Mesabi Metallics sues DNR over lease termination

In a lawsuit filed Friday, the company claims the DNR violated the terms by terminating the leases after the company missed deadlines and requirements.

Mesabi Metallics, the beleaguered iron ore mine and half-built processing plant near Nashwauk, sued the Minnesota Department of Natural Resources for terminating the company’s mineral leases last week.

In a lawsuit filed Friday in State District Court in Ramsey County, Mesabi Metallics claimed the DNR violated the master lease amendment when the state agency moved to terminate the leases. The amendment included a set of last-chance requirements the company had to meet by May 1 if it wanted to keep its leases at the site.

The company asked the court to prevent the DNR from taking additional steps to terminate the leases.

In early May, the DNR said Mesabi Metallics made only half of a required $200 million available by May 1. Later, the DNR deemed one of the company’s lenders not credible .

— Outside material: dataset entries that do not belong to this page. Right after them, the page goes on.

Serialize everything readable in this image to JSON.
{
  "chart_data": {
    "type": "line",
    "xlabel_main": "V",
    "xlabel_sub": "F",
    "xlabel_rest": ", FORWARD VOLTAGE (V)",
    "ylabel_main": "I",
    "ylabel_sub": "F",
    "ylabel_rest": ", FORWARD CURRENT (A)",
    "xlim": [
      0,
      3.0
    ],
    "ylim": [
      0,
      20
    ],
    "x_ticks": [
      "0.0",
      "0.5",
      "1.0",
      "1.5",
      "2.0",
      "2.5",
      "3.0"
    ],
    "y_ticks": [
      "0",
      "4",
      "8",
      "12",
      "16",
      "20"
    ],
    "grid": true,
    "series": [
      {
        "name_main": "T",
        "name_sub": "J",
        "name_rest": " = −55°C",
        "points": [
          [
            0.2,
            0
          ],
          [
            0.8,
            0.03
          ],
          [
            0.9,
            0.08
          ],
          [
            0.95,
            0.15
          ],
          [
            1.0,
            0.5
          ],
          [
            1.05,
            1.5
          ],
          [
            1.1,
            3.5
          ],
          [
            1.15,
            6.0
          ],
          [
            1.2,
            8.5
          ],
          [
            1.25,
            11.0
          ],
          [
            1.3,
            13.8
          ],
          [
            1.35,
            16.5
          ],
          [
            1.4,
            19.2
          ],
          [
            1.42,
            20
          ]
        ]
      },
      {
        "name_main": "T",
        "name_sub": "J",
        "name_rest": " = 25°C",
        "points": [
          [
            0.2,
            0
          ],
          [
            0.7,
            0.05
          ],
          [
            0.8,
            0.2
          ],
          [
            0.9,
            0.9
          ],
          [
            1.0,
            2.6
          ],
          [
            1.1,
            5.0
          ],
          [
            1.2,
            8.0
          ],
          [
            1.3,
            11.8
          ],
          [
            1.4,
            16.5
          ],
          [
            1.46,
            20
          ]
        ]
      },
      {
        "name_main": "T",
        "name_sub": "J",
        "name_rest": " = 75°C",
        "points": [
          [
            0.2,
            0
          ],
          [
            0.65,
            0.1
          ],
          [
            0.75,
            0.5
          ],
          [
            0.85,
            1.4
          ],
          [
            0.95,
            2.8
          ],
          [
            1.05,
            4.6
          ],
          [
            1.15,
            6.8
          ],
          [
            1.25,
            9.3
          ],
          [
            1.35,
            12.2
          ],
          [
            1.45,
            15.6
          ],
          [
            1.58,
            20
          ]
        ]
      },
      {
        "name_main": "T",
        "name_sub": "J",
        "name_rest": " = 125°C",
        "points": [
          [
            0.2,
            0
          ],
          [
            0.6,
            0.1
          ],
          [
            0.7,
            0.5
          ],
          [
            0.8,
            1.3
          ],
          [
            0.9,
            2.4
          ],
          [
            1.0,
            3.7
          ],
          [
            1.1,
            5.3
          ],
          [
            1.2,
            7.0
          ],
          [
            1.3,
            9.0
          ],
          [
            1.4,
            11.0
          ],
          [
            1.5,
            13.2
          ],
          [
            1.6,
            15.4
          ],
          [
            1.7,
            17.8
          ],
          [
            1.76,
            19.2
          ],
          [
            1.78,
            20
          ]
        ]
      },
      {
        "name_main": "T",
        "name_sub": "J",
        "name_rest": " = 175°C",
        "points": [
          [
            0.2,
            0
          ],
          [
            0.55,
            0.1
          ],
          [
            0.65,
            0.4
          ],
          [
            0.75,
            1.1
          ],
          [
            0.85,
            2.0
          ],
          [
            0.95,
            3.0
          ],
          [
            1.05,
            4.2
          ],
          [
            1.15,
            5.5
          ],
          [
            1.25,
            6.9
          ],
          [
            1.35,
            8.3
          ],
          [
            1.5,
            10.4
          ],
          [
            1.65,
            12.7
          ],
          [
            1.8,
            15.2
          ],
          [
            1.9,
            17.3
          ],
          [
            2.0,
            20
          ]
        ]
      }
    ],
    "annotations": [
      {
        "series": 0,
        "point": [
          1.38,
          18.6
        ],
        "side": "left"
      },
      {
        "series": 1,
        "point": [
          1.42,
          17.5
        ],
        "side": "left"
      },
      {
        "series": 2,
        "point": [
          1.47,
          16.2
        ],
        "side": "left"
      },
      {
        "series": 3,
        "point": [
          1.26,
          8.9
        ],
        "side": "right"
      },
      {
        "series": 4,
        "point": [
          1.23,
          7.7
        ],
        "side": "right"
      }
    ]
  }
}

The company does not dispute the missing $100 million, blaming the COVID-19 crisis in India for the delay in making the cash available. Essar Global, Mesabi Metallics’ parent company, is based in Mumbai, India. In its lawsuit, Mesabi Metallics said the pandemic made making the full $200 million available “impractical and/or impossible … and should thus be excused.”

The company took issue with the DNR, describing one of its lenders, Mark AB, as not credible because there were so many contingencies tied to its funding.

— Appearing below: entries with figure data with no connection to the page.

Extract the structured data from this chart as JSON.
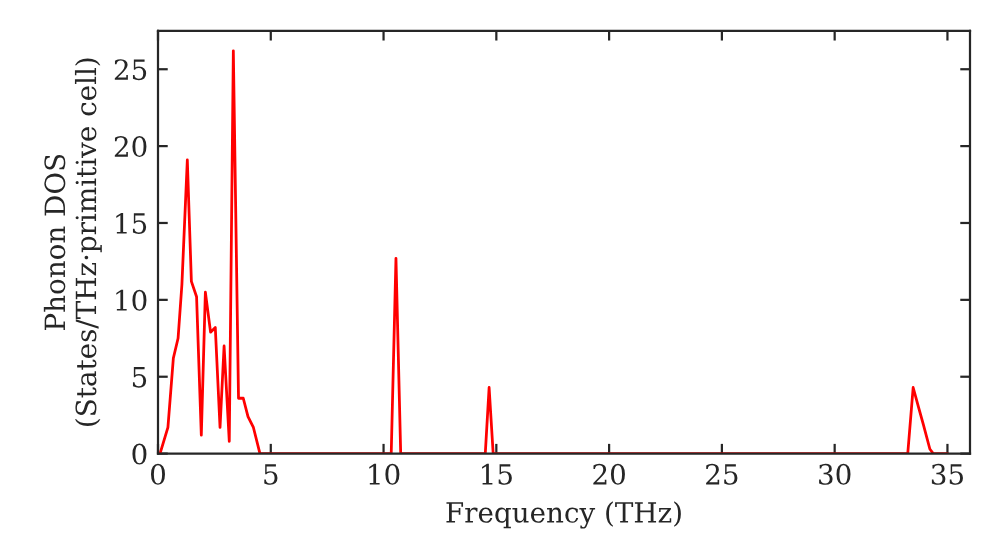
{
  "chart_data": {
    "type": "line",
    "xlabel": "Frequency (THz)",
    "ylabel": "Phonon DOS\n(States/THz·primitive cell)",
    "xlim": [
      0,
      36
    ],
    "ylim": [
      0,
      27.5
    ],
    "xticks": [
      0,
      5,
      10,
      15,
      20,
      25,
      30,
      35
    ],
    "yticks": [
      0,
      5,
      10,
      15,
      20,
      25
    ],
    "grid": false,
    "legend": false,
    "series": [
      {
        "color": "#ff0000",
        "x": [
          0.09,
          0.44,
          0.68,
          0.89,
          1.06,
          1.3,
          1.48,
          1.71,
          1.92,
          2.1,
          2.33,
          2.54,
          2.75,
          2.93,
          3.16,
          3.34,
          3.57,
          3.78,
          3.99,
          4.23,
          4.52,
          10.34,
          10.55,
          10.76,
          14.51,
          14.68,
          14.86,
          33.24,
          33.48,
          33.72,
          33.93,
          34.22,
          34.37,
          35.0
        ],
        "values": [
          0,
          1.7,
          6.2,
          7.5,
          11,
          19.1,
          11.2,
          10.2,
          1.2,
          10.5,
          7.9,
          8.2,
          1.7,
          7.0,
          0.8,
          26.2,
          3.6,
          3.6,
          2.4,
          1.7,
          0,
          0,
          12.7,
          0,
          0,
          4.3,
          0,
          0,
          4.3,
          3.0,
          1.9,
          0.3,
          0,
          0
        ]
      }
    ]
  }
}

“Nothing in the 2020 Amendment provides that the ‘binding and enforceable commitment’ be entirely unconditional or non-contingent. Indeed, such a requirement would be absurd and unobtainable from any reasonable lender,” the company said in the complaint filed Friday.

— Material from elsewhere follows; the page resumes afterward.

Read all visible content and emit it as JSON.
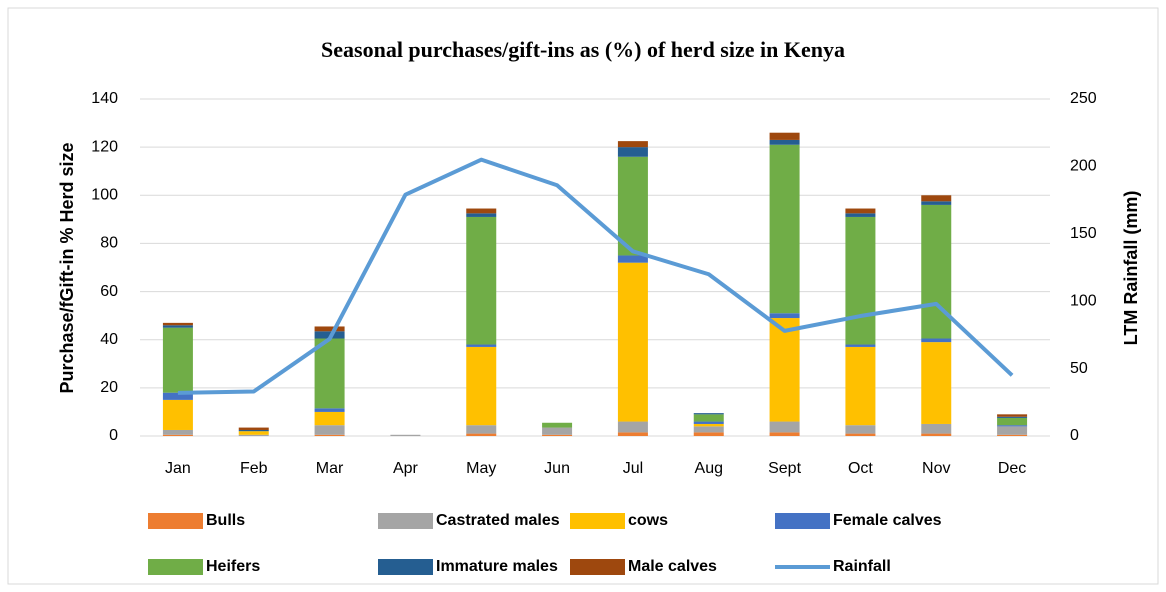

The DNR had described Mark AB as “not a credible lender for the project” and cast doubt on whether it could actually provide $450 million in financing since that would make up more than 40% of its $1.1 billion in total assets.

“Mesabi Metallics is confident that the recent actions of the DNR fail to meet the legal standard of reasonableness required of the DNR as a party to the Master Lease Amendment, and as a state agency that must manage Minnesota’s resources in an even-handed manner for the good of the state and its residents,” the company said in a news release Friday.

Since 2007, iterations of Mesabi Metallics — the former Essar Steel Minnesota project that has had multiple owners, managers and names — has floundered through construction stoppages, bankruptcies, missed deadlines, late payments and other legal battles. In the works for more than a decade, the project sits about half-finished. While Essar walked away from the bankrupt project in 2015, leaving behind $1 billion in debt, the company reentered the picture after settling some $260 million of debt.

The DNR has said Mesabi Metallics missed deadlines and requirements as fitting “Essar Global’s long-established pattern of showing up late, with less than what is required, and with illusory promises of financing that is unlikely to ever materialize. This is also exactly the type of intentionally deficient performance that caused the project to fail in 2015.”